Public relations isn’t new. Content Marketing isn’t new. Blogging isn’t new. Using social media isn’t new. 

Bringing these different tactics together as part of Inbound PR is new. 

Inbound PR is the closing of the gap between traditional PR and digital marketing. It is making PR [what has historically been an impossible to measure discipline] more accountable to those paying the bills.

For too long PR has been about masking the lack of accountability in measurement. Agencies have long tried to perplex clients using jargon such as Advertising Value Equivalent, media impressions, potential reach and other ways of describing vanity metrics. These look good on a coverage sheet but offer no tangible business benefit.

Inbound PR changes the tactic of news distribution from “spray and pray”  and focuses on actual media relations. This is achieved by using the same principles used in marketing when creating a buyer persona to better understand the demands of journalists.
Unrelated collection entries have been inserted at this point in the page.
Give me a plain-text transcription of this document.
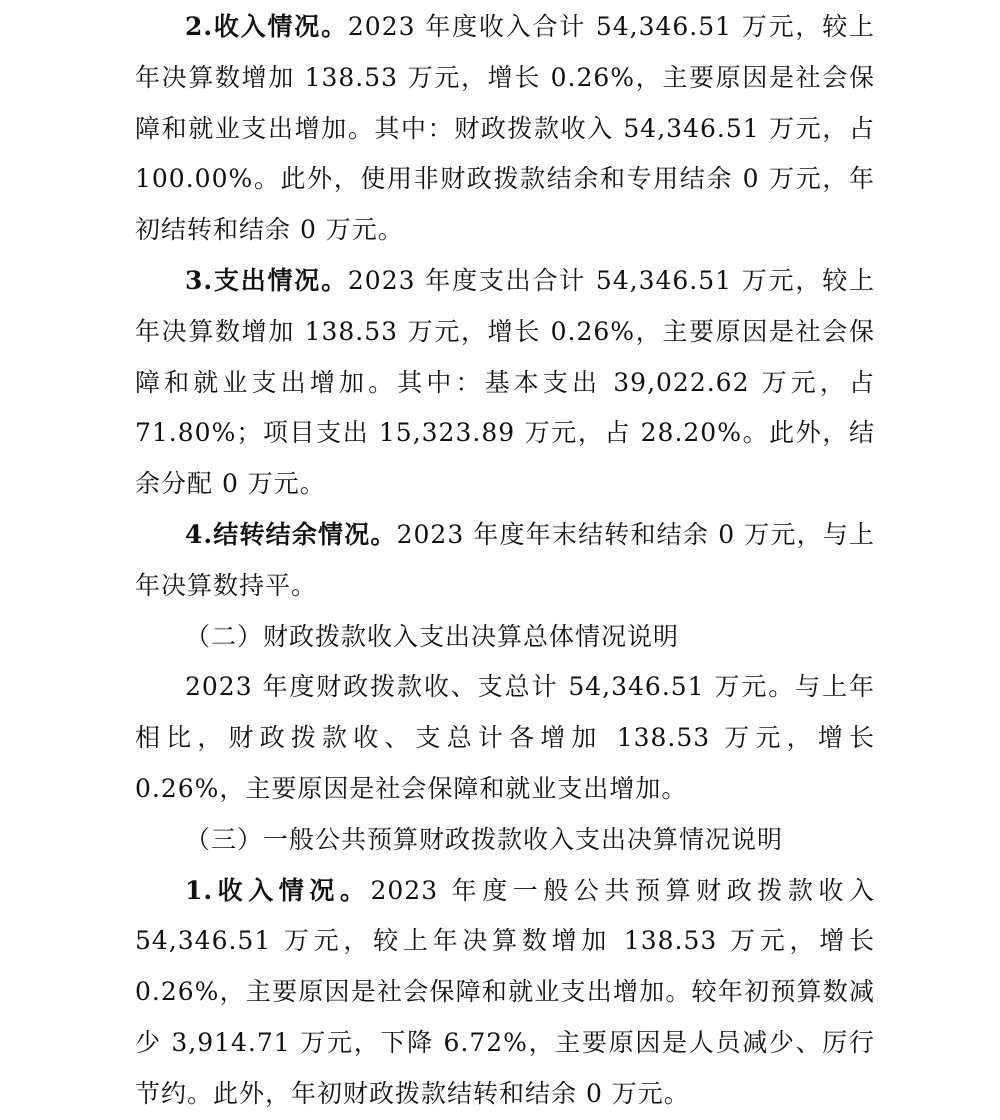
2.收入情况。2023 年度收入合计 54,346.51 万元，较上年决算数增加 138.53 万元，增长 0.26%，主要原因是社会保障和就业支出增加。其中：财政拨款收入 54,346.51 万元，占 100.00%。此外，使用非财政拨款结余和专用结余 0 万元，年初结转和结余 0 万元。

3.支出情况。2023 年度支出合计 54,346.51 万元，较上年决算数增加 138.53 万元，增长 0.26%，主要原因是社会保障和就业支出增加。其中：基本支出 39,022.62 万元，占 71.80%；项目支出 15,323.89 万元，占 28.20%。此外，结余分配 0 万元。

4.结转结余情况。2023 年度年末结转和结余 0 万元，与上年决算数持平。

（二）财政拨款收入支出决算总体情况说明

2023 年度财政拨款收、支总计 54,346.51 万元。与上年相比，财政拨款收、支总计各增加 138.53 万元，增长 0.26%，主要原因是社会保障和就业支出增加。

（三）一般公共预算财政拨款收入支出决算情况说明

1.收入情况。2023 年度一般公共预算财政拨款收入 54,346.51 万元，较上年决算数增加 138.53 万元，增长 0.26%，主要原因是社会保障和就业支出增加。较年初预算数减少 3,914.71 万元，下降 6.72%，主要原因是人员减少、厉行节约。此外，年初财政拨款结转和结余 0 万元。
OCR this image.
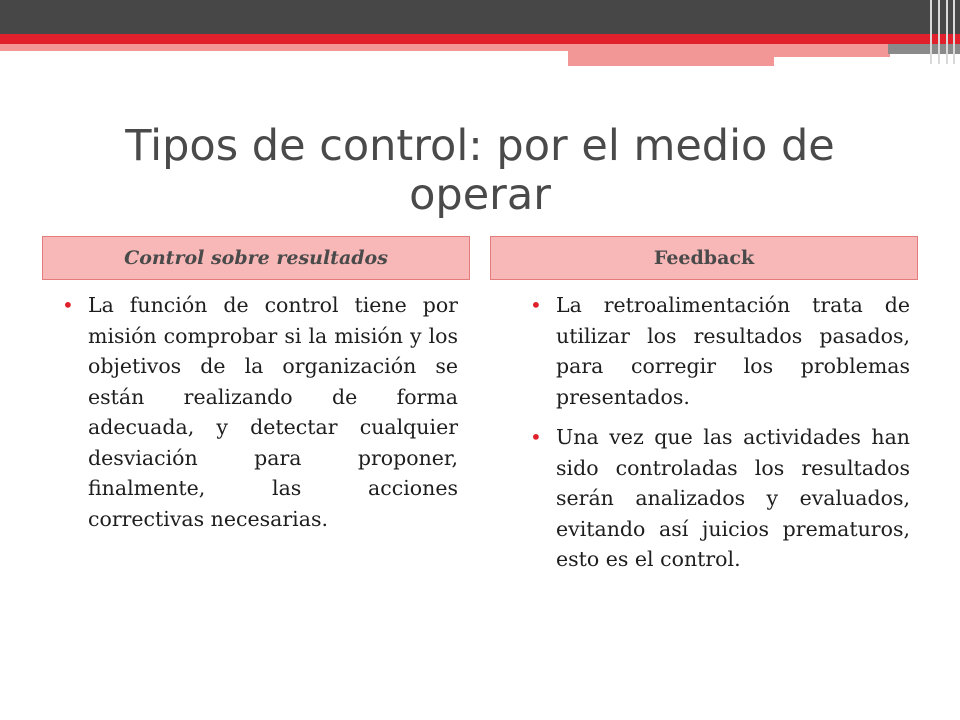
Tipos de control: por el medio de operar
Control sobre resultados	Feedback
• La función de control tiene por misión comprobar si la misión y los objetivos de la organización se están realizando de forma adecuada, y detectar cualquier desviación para proponer, finalmente, las acciones correctivas necesarias.
• La retroalimentación trata de utilizar los resultados pasados, para corregir los problemas presentados.
• Una vez que las actividades han sido controladas los resultados serán analizados y evaluados, evitando así juicios prematuros, esto es el control.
After all, journalists are the customers of PR professionals - isn’t it about time we moved away from interruptive tactics? 

A well constructed media persona can not only help you understand what kind of content journalists are likely to be interested in, but can also give you a much better idea of how to contact them. 

Whether this is personalising emails (lesson 1: journalists hate receiving emails with simply “Hi” or “Dear Sir/Madam”) or using a completely different form of communication such has Twitter or LinkedIn. A well researched media persona can add fuel to your journalist outreach.

Inbound PR is the evolution of B2B PR, but it retaines the core principles of content creation and media relations. As Iliyana Stareva, author of the book ‘Inbound PR’ says, “Inbound PR combines the best of two worlds (Public Relations and Inbound Marketing) and alleviates PR's biggest weakness (measurement) and Inbound's biggest challenge (content).”